Falling Star (Commissioned by Stuart Collection) by Do Ho Suh, 2012
Iconic to the engineering buildings at Earl Warren College and a remarkable feat of architecture, design and visual imagineering, the Falling Star home is nestled atop of the Jacobs School of Engineering. Falling Star, while most renowned for being a creative mastery of engineering and innovation, is as socially meaningful as it is a physical manifestation of the impossible. Suh envisioned this piece to not only challenge the conventional boundaries of architecture, but to articulate the way one cultivates social belonging when displaced. As an international student from South Korea, Suh translates his psychological experience of redefining home into a physically lopsided house, symbolizing the challenges international students face when reconstructing familiarity and belonging. Through this piece, Suh’s personal journey of displacement becomes a monument for the collective experience many UCSD students and global citizens face.
Snake Path (Commissioned by Stuart Collection) by Alexis Smith, 1992
Widely known as “the shortcut from the north side of campus to Warren Lecture Hall,” a closer look at the path reveals hexagonal scales, which from a panoramic vantage point resemble a serpent, winding themselves from the base of Geisel Library down to Warren Mall. A small garden of Eden rests in the middle of the path, adorned with fruits and a marbled bench quoting Thomas Gray. Further down, a large, inscribed “Paradise Lost” installation looms over the path. Convenient for the pedestrian, Snake Path does more than just help students cut across campus, but poses a question that disrupts the balance of intellect, innocence and education. Smith curates this piece with the intent to comment on creating thinkers, not just products of a confined education system.
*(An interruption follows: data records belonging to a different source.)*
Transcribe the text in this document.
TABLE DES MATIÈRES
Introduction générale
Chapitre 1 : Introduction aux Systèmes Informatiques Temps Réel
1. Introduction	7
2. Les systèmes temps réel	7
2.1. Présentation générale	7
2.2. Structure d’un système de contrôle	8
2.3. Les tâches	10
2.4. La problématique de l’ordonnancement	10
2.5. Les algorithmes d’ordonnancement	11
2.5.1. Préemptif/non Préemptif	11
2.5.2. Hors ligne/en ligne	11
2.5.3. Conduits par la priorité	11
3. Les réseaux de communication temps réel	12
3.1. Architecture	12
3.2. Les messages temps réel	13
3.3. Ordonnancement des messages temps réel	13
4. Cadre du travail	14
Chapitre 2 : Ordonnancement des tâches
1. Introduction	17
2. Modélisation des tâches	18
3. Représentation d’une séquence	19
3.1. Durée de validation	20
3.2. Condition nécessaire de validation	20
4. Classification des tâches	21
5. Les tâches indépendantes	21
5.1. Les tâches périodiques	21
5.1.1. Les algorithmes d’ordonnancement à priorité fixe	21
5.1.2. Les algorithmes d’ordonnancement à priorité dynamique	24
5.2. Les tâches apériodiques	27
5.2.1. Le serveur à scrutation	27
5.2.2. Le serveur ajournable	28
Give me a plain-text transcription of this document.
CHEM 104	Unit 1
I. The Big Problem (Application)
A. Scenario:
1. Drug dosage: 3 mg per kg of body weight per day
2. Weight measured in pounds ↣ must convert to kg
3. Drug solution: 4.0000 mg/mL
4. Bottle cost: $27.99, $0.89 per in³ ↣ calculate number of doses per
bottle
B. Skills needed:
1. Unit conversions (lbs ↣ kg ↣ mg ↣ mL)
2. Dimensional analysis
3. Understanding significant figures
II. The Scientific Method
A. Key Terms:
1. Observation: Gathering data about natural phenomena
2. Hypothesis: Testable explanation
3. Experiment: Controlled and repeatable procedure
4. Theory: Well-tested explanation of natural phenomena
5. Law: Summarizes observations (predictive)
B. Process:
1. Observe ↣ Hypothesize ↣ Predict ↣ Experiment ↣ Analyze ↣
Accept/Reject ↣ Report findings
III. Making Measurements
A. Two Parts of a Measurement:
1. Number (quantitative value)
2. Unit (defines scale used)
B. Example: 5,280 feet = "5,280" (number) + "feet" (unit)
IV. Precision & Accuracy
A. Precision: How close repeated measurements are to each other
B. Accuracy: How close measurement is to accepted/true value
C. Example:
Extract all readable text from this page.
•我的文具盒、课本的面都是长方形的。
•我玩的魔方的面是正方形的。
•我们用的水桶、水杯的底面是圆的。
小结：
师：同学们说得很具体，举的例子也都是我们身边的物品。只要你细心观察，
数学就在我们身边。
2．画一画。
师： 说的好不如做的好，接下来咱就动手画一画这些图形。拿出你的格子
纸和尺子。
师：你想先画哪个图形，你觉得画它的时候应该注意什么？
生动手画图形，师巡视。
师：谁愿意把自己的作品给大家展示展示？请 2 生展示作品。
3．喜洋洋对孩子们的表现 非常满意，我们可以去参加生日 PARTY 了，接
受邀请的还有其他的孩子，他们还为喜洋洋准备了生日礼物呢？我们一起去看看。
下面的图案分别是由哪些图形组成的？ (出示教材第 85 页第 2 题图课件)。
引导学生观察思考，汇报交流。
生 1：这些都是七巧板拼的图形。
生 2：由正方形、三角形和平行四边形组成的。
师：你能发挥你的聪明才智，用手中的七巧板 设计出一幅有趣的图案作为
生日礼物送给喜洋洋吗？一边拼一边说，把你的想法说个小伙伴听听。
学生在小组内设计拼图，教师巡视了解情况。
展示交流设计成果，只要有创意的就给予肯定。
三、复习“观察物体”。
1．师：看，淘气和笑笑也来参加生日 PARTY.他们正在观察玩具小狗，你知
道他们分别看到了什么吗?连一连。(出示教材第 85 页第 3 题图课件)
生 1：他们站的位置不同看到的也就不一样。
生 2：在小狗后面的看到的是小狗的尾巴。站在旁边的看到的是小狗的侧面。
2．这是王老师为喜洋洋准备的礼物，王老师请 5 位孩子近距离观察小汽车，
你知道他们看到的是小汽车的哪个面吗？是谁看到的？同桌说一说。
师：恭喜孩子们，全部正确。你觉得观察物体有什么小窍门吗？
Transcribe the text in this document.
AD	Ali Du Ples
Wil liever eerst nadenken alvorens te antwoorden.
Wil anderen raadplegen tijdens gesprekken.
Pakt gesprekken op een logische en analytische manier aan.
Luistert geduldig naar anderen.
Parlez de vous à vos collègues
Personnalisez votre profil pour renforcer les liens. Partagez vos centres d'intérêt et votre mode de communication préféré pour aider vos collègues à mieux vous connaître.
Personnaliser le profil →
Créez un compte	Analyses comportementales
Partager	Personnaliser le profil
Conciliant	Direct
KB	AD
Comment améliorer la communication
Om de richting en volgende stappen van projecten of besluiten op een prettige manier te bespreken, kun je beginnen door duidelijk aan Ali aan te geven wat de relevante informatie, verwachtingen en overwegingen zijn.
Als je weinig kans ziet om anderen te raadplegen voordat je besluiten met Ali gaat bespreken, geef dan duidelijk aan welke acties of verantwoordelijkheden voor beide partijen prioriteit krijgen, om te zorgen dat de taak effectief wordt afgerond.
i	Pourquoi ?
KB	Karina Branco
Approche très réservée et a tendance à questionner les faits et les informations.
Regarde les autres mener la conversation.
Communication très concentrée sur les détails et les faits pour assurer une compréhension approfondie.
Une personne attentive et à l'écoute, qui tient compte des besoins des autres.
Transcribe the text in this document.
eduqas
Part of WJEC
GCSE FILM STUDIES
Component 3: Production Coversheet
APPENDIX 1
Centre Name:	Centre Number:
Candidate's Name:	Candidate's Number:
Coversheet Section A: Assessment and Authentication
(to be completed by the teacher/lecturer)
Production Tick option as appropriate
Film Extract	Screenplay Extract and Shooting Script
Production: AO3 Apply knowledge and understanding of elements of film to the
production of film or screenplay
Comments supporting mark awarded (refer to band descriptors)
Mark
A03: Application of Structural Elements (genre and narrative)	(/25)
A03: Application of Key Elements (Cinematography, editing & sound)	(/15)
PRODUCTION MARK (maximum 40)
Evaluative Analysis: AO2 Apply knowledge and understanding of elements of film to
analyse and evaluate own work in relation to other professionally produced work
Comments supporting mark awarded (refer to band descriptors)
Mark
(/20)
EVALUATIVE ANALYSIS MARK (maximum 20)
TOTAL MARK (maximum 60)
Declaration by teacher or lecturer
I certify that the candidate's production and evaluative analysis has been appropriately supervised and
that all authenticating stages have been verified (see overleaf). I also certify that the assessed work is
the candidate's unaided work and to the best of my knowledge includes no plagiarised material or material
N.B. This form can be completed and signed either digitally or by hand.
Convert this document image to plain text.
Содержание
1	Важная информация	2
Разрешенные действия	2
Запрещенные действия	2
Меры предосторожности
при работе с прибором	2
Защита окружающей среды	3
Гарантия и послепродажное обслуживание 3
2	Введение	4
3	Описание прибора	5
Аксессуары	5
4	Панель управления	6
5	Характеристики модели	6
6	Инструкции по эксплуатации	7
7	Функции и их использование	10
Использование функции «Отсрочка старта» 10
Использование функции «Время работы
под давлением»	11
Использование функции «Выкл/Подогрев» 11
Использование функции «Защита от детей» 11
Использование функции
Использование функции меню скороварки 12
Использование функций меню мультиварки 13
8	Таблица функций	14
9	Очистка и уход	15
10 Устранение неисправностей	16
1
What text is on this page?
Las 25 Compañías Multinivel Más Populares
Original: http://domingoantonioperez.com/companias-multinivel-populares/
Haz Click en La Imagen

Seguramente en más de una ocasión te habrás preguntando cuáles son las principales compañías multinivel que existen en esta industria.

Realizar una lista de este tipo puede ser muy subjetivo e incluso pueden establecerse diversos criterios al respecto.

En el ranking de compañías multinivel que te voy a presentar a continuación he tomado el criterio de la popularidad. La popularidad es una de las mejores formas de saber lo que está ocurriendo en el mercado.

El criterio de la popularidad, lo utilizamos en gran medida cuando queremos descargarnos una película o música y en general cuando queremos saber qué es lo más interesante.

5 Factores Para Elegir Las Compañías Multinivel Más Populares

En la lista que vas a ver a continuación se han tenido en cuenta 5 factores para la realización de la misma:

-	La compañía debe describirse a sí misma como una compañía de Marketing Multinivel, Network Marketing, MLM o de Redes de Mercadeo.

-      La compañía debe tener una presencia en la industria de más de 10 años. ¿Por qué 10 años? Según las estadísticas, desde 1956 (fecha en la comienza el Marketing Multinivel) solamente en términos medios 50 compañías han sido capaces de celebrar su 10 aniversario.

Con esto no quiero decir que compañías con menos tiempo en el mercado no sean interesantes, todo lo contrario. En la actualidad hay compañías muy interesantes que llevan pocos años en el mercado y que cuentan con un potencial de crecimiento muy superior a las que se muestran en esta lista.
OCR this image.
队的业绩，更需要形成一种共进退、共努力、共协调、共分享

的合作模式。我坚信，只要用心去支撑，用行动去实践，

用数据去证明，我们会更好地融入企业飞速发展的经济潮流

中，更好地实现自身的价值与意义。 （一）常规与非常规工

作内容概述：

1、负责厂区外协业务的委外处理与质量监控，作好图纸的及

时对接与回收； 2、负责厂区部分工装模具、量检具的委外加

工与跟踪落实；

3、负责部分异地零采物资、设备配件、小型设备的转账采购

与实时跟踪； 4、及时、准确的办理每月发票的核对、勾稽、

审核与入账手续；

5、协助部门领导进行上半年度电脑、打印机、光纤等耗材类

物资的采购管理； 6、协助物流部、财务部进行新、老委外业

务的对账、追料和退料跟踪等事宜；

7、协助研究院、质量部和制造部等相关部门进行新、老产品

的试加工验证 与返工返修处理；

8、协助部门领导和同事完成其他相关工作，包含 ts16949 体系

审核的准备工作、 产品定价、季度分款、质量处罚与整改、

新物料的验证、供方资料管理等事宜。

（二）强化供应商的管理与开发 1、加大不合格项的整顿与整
Another (Commissioned by Stuart Collection) by Barbara Kruger, 2005
Situated high above PC’s hub of food, students and activity is a mural installation of two clocks, surrounded by quotes: “another day, another night, another idea, another dream, another song, another fear, another job, another exam, another smile, another book, another sweater, another car, another love, another life.” Easily mistaken as just another wall in PC, Kruger’s message is not to be missed. Another quote suggests that our lifetimes, and especially so as students, have become measured, not necessarily in experiences, but in repeated moments and growing pains that accompany university life. It challenges our use of time, and pushes back against the idea that the moments we have are not savored, but merely markings of the next “to-do” in life.
READ/WRITE/THINK/DREAM (Commissioned by Stuart Collection) By John Baldessari, 2001
Similarly to Kruger’s exhibit, Another, Baldessari’s addition to the entrance of Geisel, aims at revolutionizing what students are capable of in the mundane of routines. With the central library known as a hub of laborious study, Baldessari’s bold “read, write, think, dream” statement redefines Geisel to symbolize a place of thoughtful evolution and idealistic progressivism where the student is considered to be much more than one who absorbs information only to spit it out again on a blue book. Simple yet imploring the profound, Baldessari’s piece, much like the others — renowned or unfortunately passed by — curates an atmosphere on campus where the students are more than the university culture might define their identities to be.